La Montagnola is the largest public park in the historic center. It was born on the rubble of Galliera Gate fortress, partially destined for public use in 1662. To achieve its current appearance, we have to wait for the arrival of Napoleon, who wanted to leave a French style symbol to the city.
In 1848 the Montagnola Park was the scene of the battle to expel Austrians from Bologna, won by the forces of popular insurrection. At the end of the XIX century the monumental entrance Pincio Staircase was built.
Maggiore Square (Piazza Maggiore)
Piazza Maggiore is the main town square where the Fountain of Neptune stands out, the fourteenth-century City Hall on the west side, the sixteenth-century Palazzo dei Banchi to the east and the imposing Basilica of San Petronio with its unfinished facade to the south. Opposite side it is placed Palazzo del Podestà to complete the buildings that serve the community, starting from the 1400s when the Municipality created the square as we can see nowdays.
The medieval pavement is the original one, rather well preserved and despite the vibrations it deserves to be visited far and wide.
St. Petronius’ basilica (Basilica di San Petronio)
The unfinished south facade of the St. Petronius’ basilica
This basilica deserves a special mention for its architectural and religious importance. It is still one of the best examples of Italian Gothic. Moreover it is one of the greatest monuments in the city, as well as being the fifth largest Gothic style basilica around the world.
132 meters long, 60 meters wide, 45 meters high for the vault and a facade that culminates in 51 meters. The basilica can host about 28,000 people, embracing 4 people per square meter.
It is a wheelchair-friendly landmark, despite the inner floor has different levels among its different areas. Anyway it meets the accessible tourism expectations.
Construction began in 1390. The Guelphs, supporters of the Pope, defeated the Ghibellines, supporters of the Holy Roman Empire. The Pope ends up bricking up the old church for 60 years to divert faithfuls’ money towards the new building. The construction had been finalizing just 268 years later, with the facade unfinished due to lack of money.
The Towers: Garisenda and Asinelli
View of Garisenda Tower from the Tower of the Asinelli
The medieval towers built in Bologna during the XII and XIII centuries that have reached present day are almost 30, but the existing ones that can technically be defined as towers are 9 only.
They had a defensive function, to observe from above the possible threats outside surrounding walls. They were also built by the most important families, as a symbol of prestige.
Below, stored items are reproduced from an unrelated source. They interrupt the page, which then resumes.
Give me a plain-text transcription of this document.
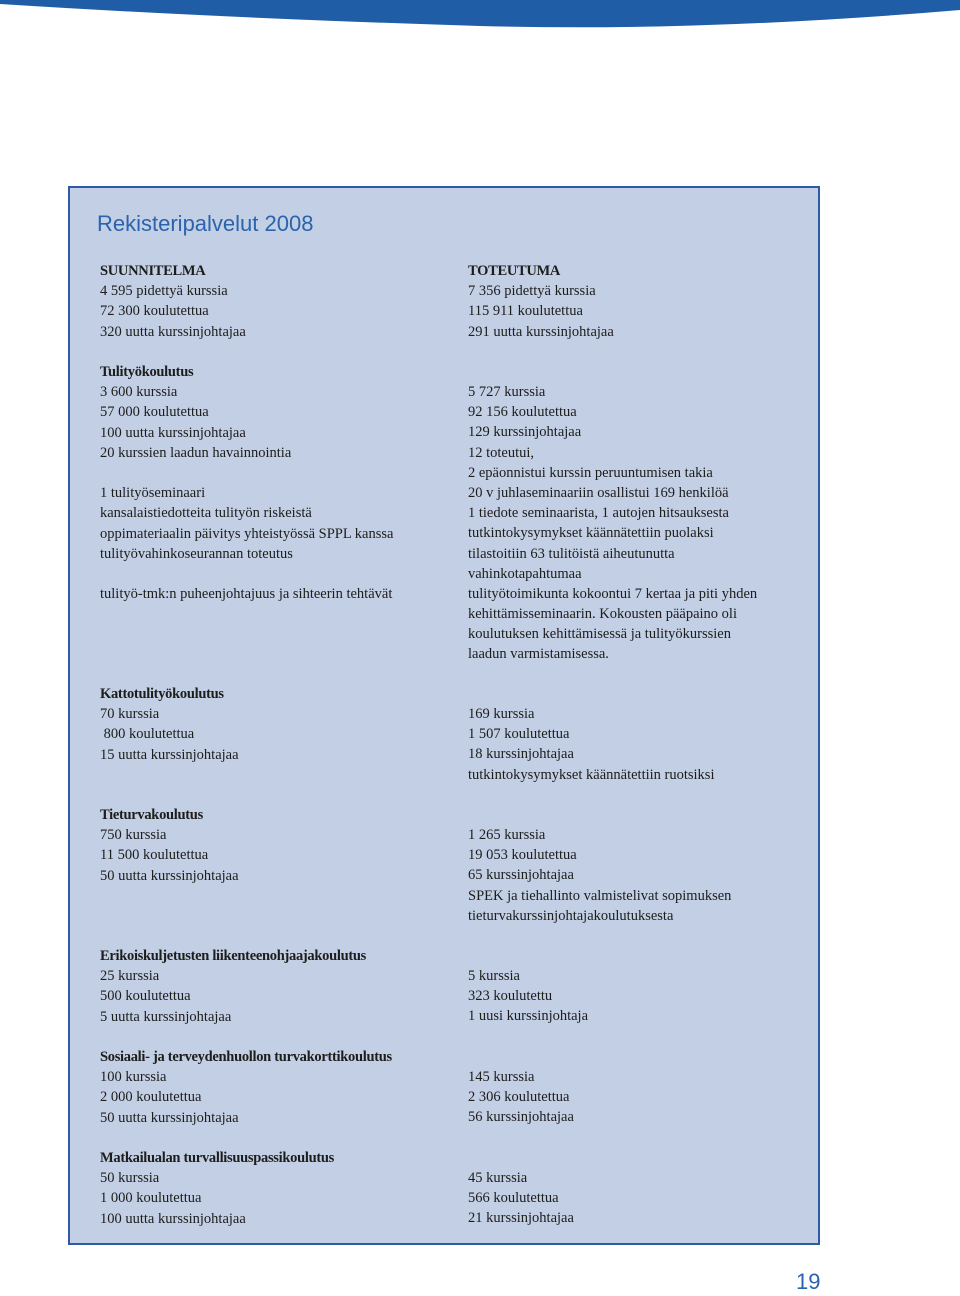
Rekisteripalvelut 2008
SUUNNITELMA
4 595 pidettyä kurssia
72 300 koulutettua
320 uutta kurssinjohtajaa
TOTEUTUMA
7 356 pidettyä kurssia
115 911 koulutettua
291 uutta kurssinjohtajaa
Tulityökoulutus
3 600 kurssia
57 000 koulutettua
100 uutta kurssinjohtajaa
20 kurssien laadun havainnointia
1 tulityöseminaari
kansalaistiedotteita tulityön riskeistä
oppimateriaalin päivitys yhteistyössä SPPL kanssa
tulityövahinkoseurannan toteutus
tulityö-tmk:n puheenjohtajuus ja sihteerin tehtävät
5 727 kurssia
92 156 koulutettua
129 kurssinjohtajaa
12 toteutui,
2 epäonnistui kurssin peruuntumisen takia
20 v juhlaseminaariin osallistui 169 henkilöä
1 tiedote seminaarista, 1 autojen hitsauksesta
tutkintokysymykset käännätettiin puolaksi
tilastoitiin 63 tulitöistä aiheutunutta
vahinkotapahtumaa
tulityötoimikunta kokoontui 7 kertaa ja piti yhden
kehittämisseminaarin. Kokousten pääpaino oli
koulutuksen kehittämisessä ja tulityökurssien
laadun varmistamisessa.
Kattotulityökoulutus
70 kurssia
800 koulutettua
15 uutta kurssinjohtajaa
169 kurssia
1 507 koulutettua
18 kurssinjohtajaa
tutkintokysymykset käännätettiin ruotsiksi
Tieturvakoulutus
750 kurssia
11 500 koulutettua
50 uutta kurssinjohtajaa
1 265 kurssia
19 053 koulutettua
65 kurssinjohtajaa
SPEK ja tiehallinto valmistelivat sopimuksen
tieturvakurssinjohtajakoulutuksesta
Erikoiskuljetusten liikenteenohjaajakoulutus
25 kurssia
500 koulutettua
5 uutta kurssinjohtajaa
5 kurssia
323 koulutettu
1 uusi kurssinjohtaja
Sosiaali- ja terveydenhuollon turvakorttikoulutus
100 kurssia
2 000 koulutettua
50 uutta kurssinjohtajaa
145 kurssia
2 306 koulutettua
56 kurssinjohtajaa
Matkailualan turvallisuuspassikoulutus
50 kurssia
1 000 koulutettua
100 uutta kurssinjohtajaa
45 kurssia
566 koulutettua
21 kurssinjohtajaa
19
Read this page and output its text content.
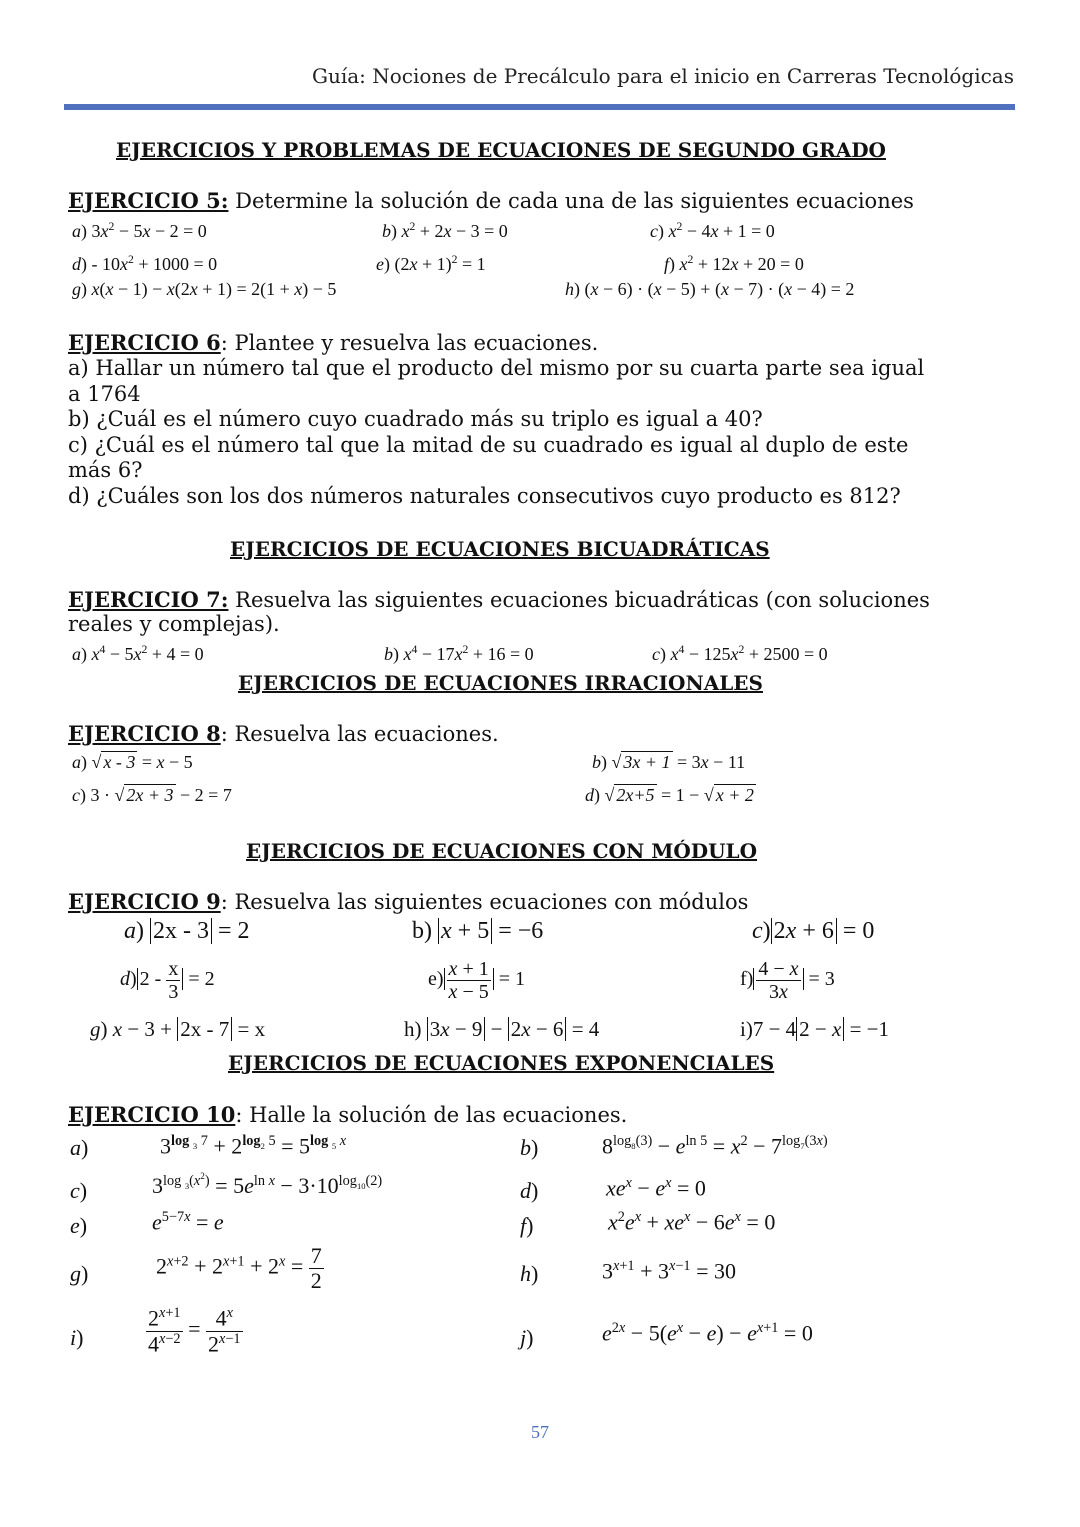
Guía: Nociones de Precálculo para el inicio en Carreras Tecnológicas
EJERCICIOS Y PROBLEMAS DE ECUACIONES DE SEGUNDO GRADO
EJERCICIO 5: Determine la solución de cada una de las siguientes ecuaciones
a) $3x^2 - 5x - 2 = 0$	b) $x^2 + 2x - 3 = 0$	c) $x^2 - 4x + 1 = 0$
$d) - 10x^2 + 1000 = 0$	e) $(2x + 1)^2 = 1$	f) $x^2 + 12x + 20 = 0$
g) x(x − 1) − x(2x + 1) = 2(1 + x) − 5	h) (x − 6) · (x − 5) + (x − 7) · (x − 4) = 2
EJERCICIO 6: Plantee y resuelva las ecuaciones.
a) Hallar un número tal que el producto del mismo por su cuarta parte sea igual
a 1764
b) ¿Cuál es el número cuyo cuadrado más su triplo es igual a 40?
c) ¿Cuál es el número tal que la mitad de su cuadrado es igual al duplo de este
más 6?
d) ¿Cuáles son los dos números naturales consecutivos cuyo producto es 812?
EJERCICIOS DE ECUACIONES BICUADRÁTICAS
EJERCICIO 7: Resuelva las siguientes ecuaciones bicuadráticas (con soluciones
reales y complejas).
a) $x^4 - 5x^2 + 4 = 0$	b) $x^4 - 17x^2 + 16 = 0$	c) $x^4 - 125x^2 + 2500 = 0$
EJERCICIOS DE ECUACIONES IRRACIONALES
EJERCICIO 8: Resuelva las ecuaciones.
a) √ x - 3 = x − 5	b) √ 3x + 1 = 3x − 11
c) 3 · √ 2x + 3 − 2 = 7	d) √ 2x+5 = 1 − √ x + 2
EJERCICIOS DE ECUACIONES CON MÓDULO
EJERCICIO 9: Resuelva las siguientes ecuaciones con módulos
a) 2x - 3 = 2	b) x + 5 = −6	c) 2x + 6 = 0
d) $2 - \frac{x}{3} = 2$	$e) \frac{x + 1}{x - 5} = 1$	$f) \frac{4 - x}{3x} = 3$
g) x − 3 + 2x - 7 = x	h) 3x − 9 − 2x − 6 = 4	i)7 − 4 2 − x = −1
EJERCICIOS DE ECUACIONES EXPONENCIALES
EJERCICIO 10: Halle la solución de las ecuaciones.
a)	$3^{log _3 7} + 2^{log_2 5} = 5^{log _5 x}$	b)	$8^{log_8(3)} - e^{ln 5} = x^2 - 7^{log_7(3x)}$
c)	$3^{log _3(x^2)} = 5e^{ln x} - 3\cdot 10^{log_{10}(2)}$	d)	$xe^x - e^x = 0$
e)	$e^{5-7x} = e$	f)	$x^2e^x + xe^x - 6e^x = 0$
g)	$2^{x+2} + 2^{x+1} + 2^x = \frac{7}{2}$	h)	$3^{x+1} + 3^{x-1} = 30$
i)	$\frac{2^{x+1}}{4^{x-2}} = \frac{4^x}{2^{x-1}}$	j)	$e^{2x} - 5(e^x - e) - e^{x+1} = 0$
57
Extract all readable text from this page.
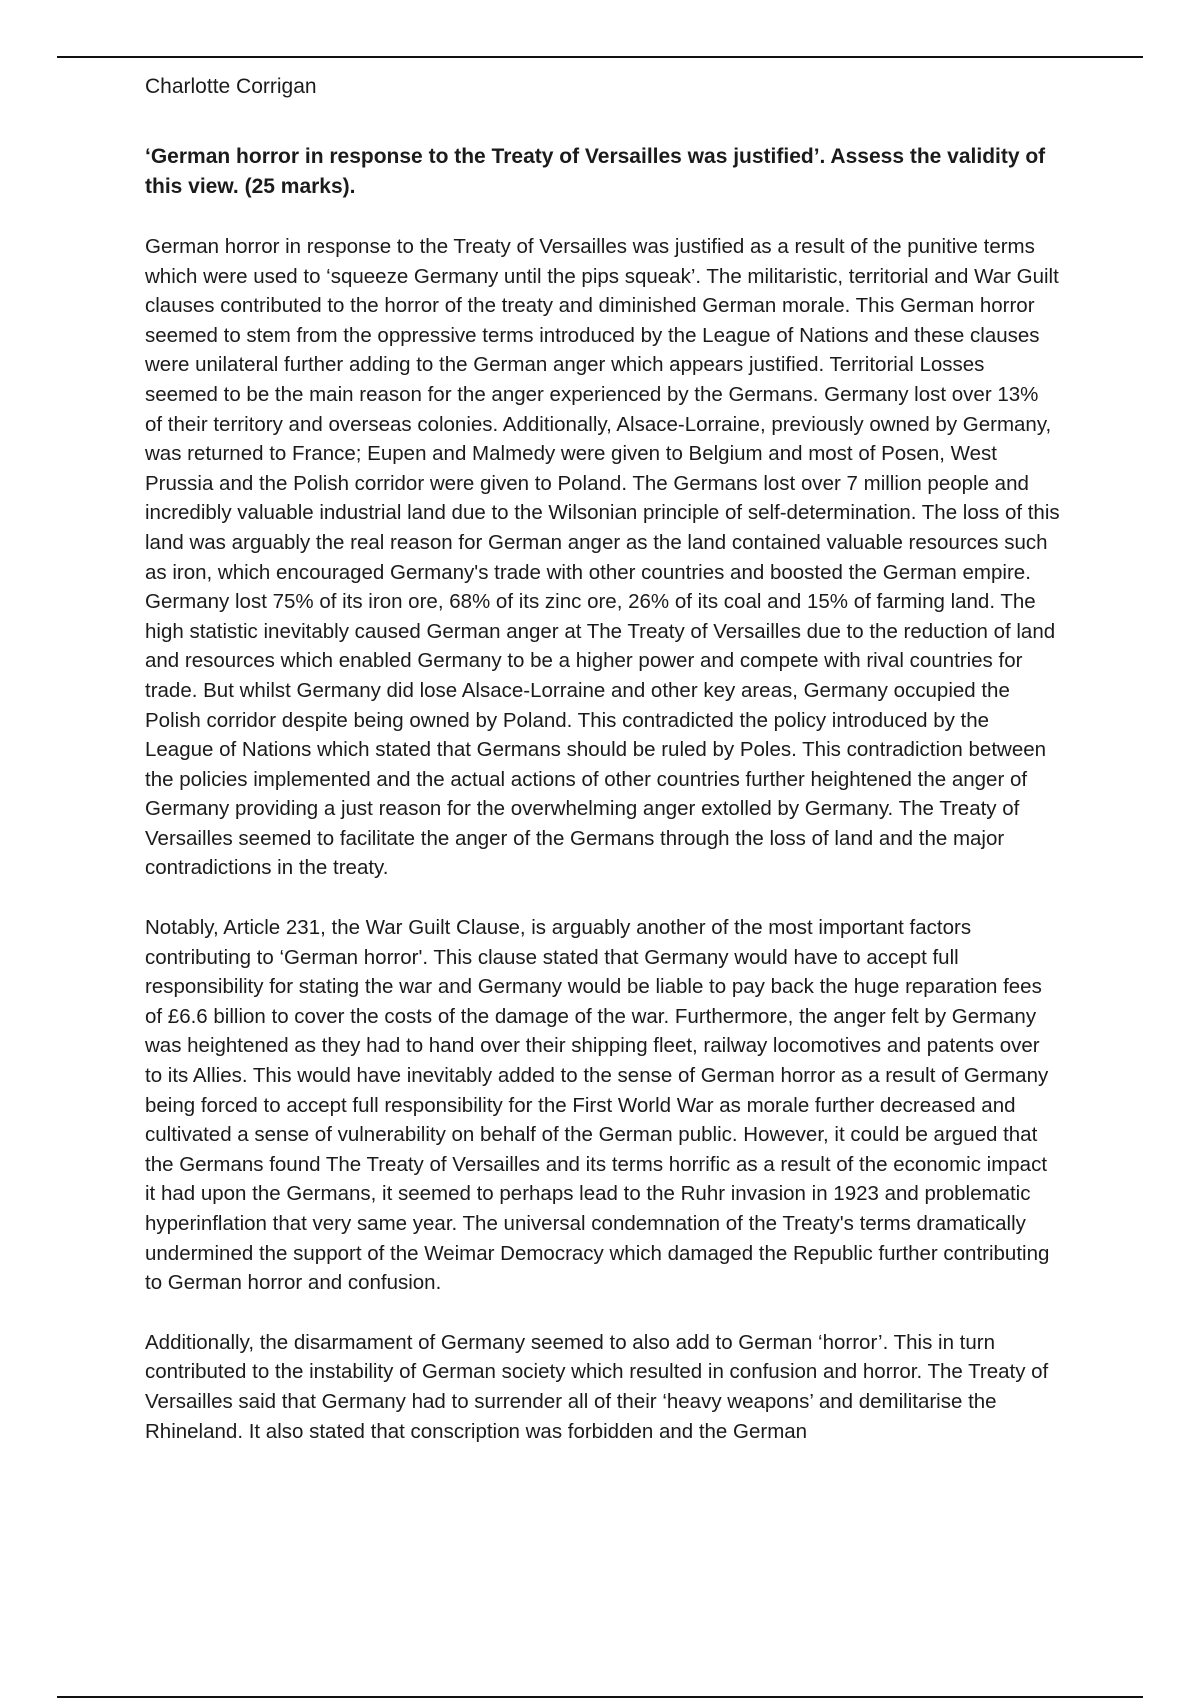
Charlotte Corrigan
‘German horror in response to the Treaty of Versailles was justified’. Assess the validity of this view. (25 marks).

German horror in response to the Treaty of Versailles was justified as a result of the punitive terms which were used to ‘squeeze Germany until the pips squeak’. The militaristic, territorial and War Guilt clauses contributed to the horror of the treaty and diminished German morale. This German horror seemed to stem from the oppressive terms introduced by the League of Nations and these clauses were unilateral further adding to the German anger which appears justified. Territorial Losses seemed to be the main reason for the anger experienced by the Germans. Germany lost over 13% of their territory and overseas colonies. Additionally, Alsace-Lorraine, previously owned by Germany, was returned to France; Eupen and Malmedy were given to Belgium and most of Posen, West Prussia and the Polish corridor were given to Poland. The Germans lost over 7 million people and incredibly valuable industrial land due to the Wilsonian principle of self-determination. The loss of this land was arguably the real reason for German anger as the land contained valuable resources such as iron, which encouraged Germany's trade with other countries and boosted the German empire. Germany lost 75% of its iron ore, 68% of its zinc ore, 26% of its coal and 15% of farming land. The high statistic inevitably caused German anger at The Treaty of Versailles due to the reduction of land and resources which enabled Germany to be a higher power and compete with rival countries for trade. But whilst Germany did lose Alsace-Lorraine and other key areas, Germany occupied the Polish corridor despite being owned by Poland. This contradicted the policy introduced by the League of Nations which stated that Germans should be ruled by Poles. This contradiction between the policies implemented and the actual actions of other countries further heightened the anger of Germany providing a just reason for the overwhelming anger extolled by Germany. The Treaty of Versailles seemed to facilitate the anger of the Germans through the loss of land and the major contradictions in the treaty.

Notably, Article 231, the War Guilt Clause, is arguably another of the most important factors contributing to ‘German horror'. This clause stated that Germany would have to accept full responsibility for stating the war and Germany would be liable to pay back the huge reparation fees of £6.6 billion to cover the costs of the damage of the war. Furthermore, the anger felt by Germany was heightened as they had to hand over their shipping fleet, railway locomotives and patents over to its Allies. This would have inevitably added to the sense of German horror as a result of Germany being forced to accept full responsibility for the First World War as morale further decreased and cultivated a sense of vulnerability on behalf of the German public. However, it could be argued that the Germans found The Treaty of Versailles and its terms horrific as a result of the economic impact it had upon the Germans, it seemed to perhaps lead to the Ruhr invasion in 1923 and problematic hyperinflation that very same year. The universal condemnation of the Treaty's terms dramatically undermined the support of the Weimar Democracy which damaged the Republic further contributing to German horror and confusion.

Additionally, the disarmament of Germany seemed to also add to German ‘horror’. This in turn contributed to the instability of German society which resulted in confusion and horror. The Treaty of Versailles said that Germany had to surrender all of their ‘heavy weapons’ and demilitarise the Rhineland. It also stated that conscription was forbidden and the German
The two most famous towers are Garisenda and Asinelli, but only the second one can be visited: 498 steps to climb its 97 meters high. Garisenda is about half the height.
There is no lift so Asinelli tower is not a true accessible tourism landmark, but it deserves a close stop to see the artisan shops at its base.
St. Stephen Church (Chiesa di Santo Stefano)
St. Stephen Church – Credits: Paolobon140 / CC BY-SA
The St. Stephen Church is a set of sacred buildings that form the best known complex of “Seven Churches”. An exciting and unique architectural combination, together with the adjoining medieval cloister and the Museum of St. Stephen.
All very ancient buildings which, even if they date back to different eras, maintain a certain stylistic homogeneity, making the complex the most interesting and best preserved Romanesque monument in Bologna.
The church is not accessible by wheelchair, but visible through an access from its cloister.
It is likely the original project dates back to V century when Bishop Petronius, after a trip to the Holy Land, wanted to reproduce the sacred places of Jerusalem in the Emilian capital. Over the years, the modification and restoration work has changed the ancient appearance, reducing the number of the original seven churches to four.
Things to do in Bologna: Four-side Middle Market (Quadrilatero e mercato di mezzo)
Bologna’s Quadrilatero – Credits: https://amilanopuoi.com
Crossing the façade of the Palazzo dei Banchi in the main square, you enter into a quadrilateral middle market district. It is so-called “Quadrilateral” due to the geometry of its Roman plant, which most of the artistic and artisan workshops are placed within.
Currently this area is still full of traditional shops, takeaways and locals where eating. You cannot say you have been to Bologna without trying the local food, which has earned it the nickname of “Bologna the fat”.
The atmosphere is exciting. The immersion in those narrow streets, full of scents, sounds and people, makes you imagine that you have gone back in time.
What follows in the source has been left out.